I have noticed. I assume it's got to do with year-round availability of fresh fruits and vegetables and good refrigeration and storage of all food.
There is a clear and unambiguous set gene of markers that define life stages. Embryonic stem cells can become any other cell. Whne the stem cells "decide" which set of cells they are going to organise into, a step called methylation occurs. The methylation causes that part of the gene to be blocked from transcribing. It usually allows another area of the gene to become active in response. We are learning right now how to DEmethylate. Of course this methyaltion and demethylation occurs at many sites at the same time and also in specific sequences along the timeline. You have to remember that it will take alot of trial and error to get it right. Science imporves incrementally and steadily toward goals until somebody makes a break through and then progress can be overwhelming. CRISPR is major breakthrough but so many people have become paranoid about GMO that linear scientific progress is being interrupted and breakthroughs will be even fewer and far between.
glassman  - posted
I keep mentioning stem cells for a good reason. The fly D.mellanogaster that was "tranformed" (or not) in the above mentioned article has no methylation markers in it's genome. The fruit fly has been a 'model organism" in genetics for decades but it doesn't have stem cells. Insects don't have stem cells. It's a bad model organism. When my wife decided to get into this game she chose insects because insects tend to be ignored by PETA and other anti-research groups. Beleive me they are actively meddling and interfering even at major research facilities. The ants and wasps and bees do have a homologue to stem cell activity though. When a bee or ant is born the colony feeds it specific molecules made by other members of the colony that determine whether it will become a "sexual" (queen) or a "worker". Queens live ten times or more longer than the workers. A worker European honey bee lives about 60 days, and queen bees live for three or more years (this is variable). The differences are remarkable and people have known this since Egytptina times or earlier. My Great Granma maternal-paternal ate comb honey every day of her life and swore that it made her live longer. She died at 89 and was pretty healthy until the year she died. If you go online you can find thousands of nutritioanl supplement preparations from Royal jelly which is the food that bees feed their larvae. The queen gets a full diet of it for many days while the workers get it for only three days. Ants are still a big question mark. The research hasn't been done yet. Nobody knows the analog for Royalactin (the most intersting protein in Roayl Jelly) in ants yet. So you can guess where we are headed right?

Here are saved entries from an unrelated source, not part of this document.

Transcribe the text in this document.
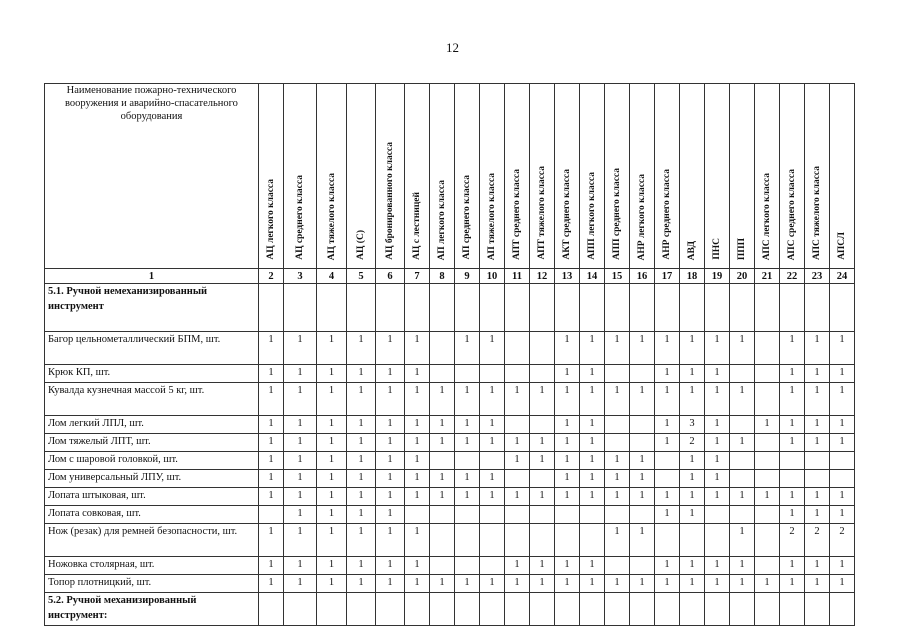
12
Наименование пожарно-технического вооружения и аварийно-спасательного оборудования	АЦ легкого класса	АЦ среднего класса	АЦ тяжелого класса	АЦ (С)	АЦ бронированного класса	АЦ с лестницей	АП легкого класса	АП среднего класса	АП тяжелого класса	АПТ среднего класса	АПТ тяжелого класса	АКТ среднего класса	АПП легкого класса	АПП среднего класса	АНР легкого класса	АНР среднего класса	АВД	ПНС	ППП	АПС легкого класса	АПС среднего класса	АПС тяжелого класса	АПСЛ

1	2	3	4	5	6	7	8	9	10	11	12	13	14	15	16	17	18	19	20	21	22	23	24
5.1. Ручной немеханизированный инструмент																							
Багор цельнометаллический БПМ, шт.	1	1	1	1	1	1		1	1			1	1	1	1	1	1	1	1		1	1	1
Крюк КП, шт.	1	1	1	1	1	1						1	1			1	1	1			1	1	1
Кувалда кузнечная массой 5 кг, шт.	1	1	1	1	1	1	1	1	1	1	1	1	1	1	1	1	1	1	1		1	1	1
Лом легкий ЛПЛ, шт.	1	1	1	1	1	1	1	1	1			1	1			1	3	1		1	1	1	1
Лом тяжелый ЛПТ, шт.	1	1	1	1	1	1	1	1	1	1	1	1	1			1	2	1	1		1	1	1
Лом с шаровой головкой, шт.	1	1	1	1	1	1				1	1	1	1	1	1		1	1					
Лом универсальный ЛПУ, шт.	1	1	1	1	1	1	1	1	1			1	1	1	1		1	1					
Лопата штыковая, шт.	1	1	1	1	1	1	1	1	1	1	1	1	1	1	1	1	1	1	1	1	1	1	1
Лопата совковая, шт.		1	1	1	1											1	1				1	1	1
Нож (резак) для ремней безопасности, шт.	1	1	1	1	1	1								1	1				1		2	2	2
Ножовка столярная, шт.	1	1	1	1	1	1				1	1	1	1			1	1	1	1		1	1	1
Топор плотницкий, шт.	1	1	1	1	1	1	1	1	1	1	1	1	1	1	1	1	1	1	1	1	1	1	1
5.2. Ручной механизированный инструмент:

Anyway in ants and bees, methylation starts to occur in the workers and the queens (but in drosophilla there is no methylation) right away. It causes a visible difference in the ants and bees queens and workers. So we have a roadmap with visible signposts to lay out which sites methylate and why at different stages. Will it lead direclty to human longevity? prolly not. if published to teh public domain, it could lead another researcher, if they are where they need to be, to make that breakthrough that we need.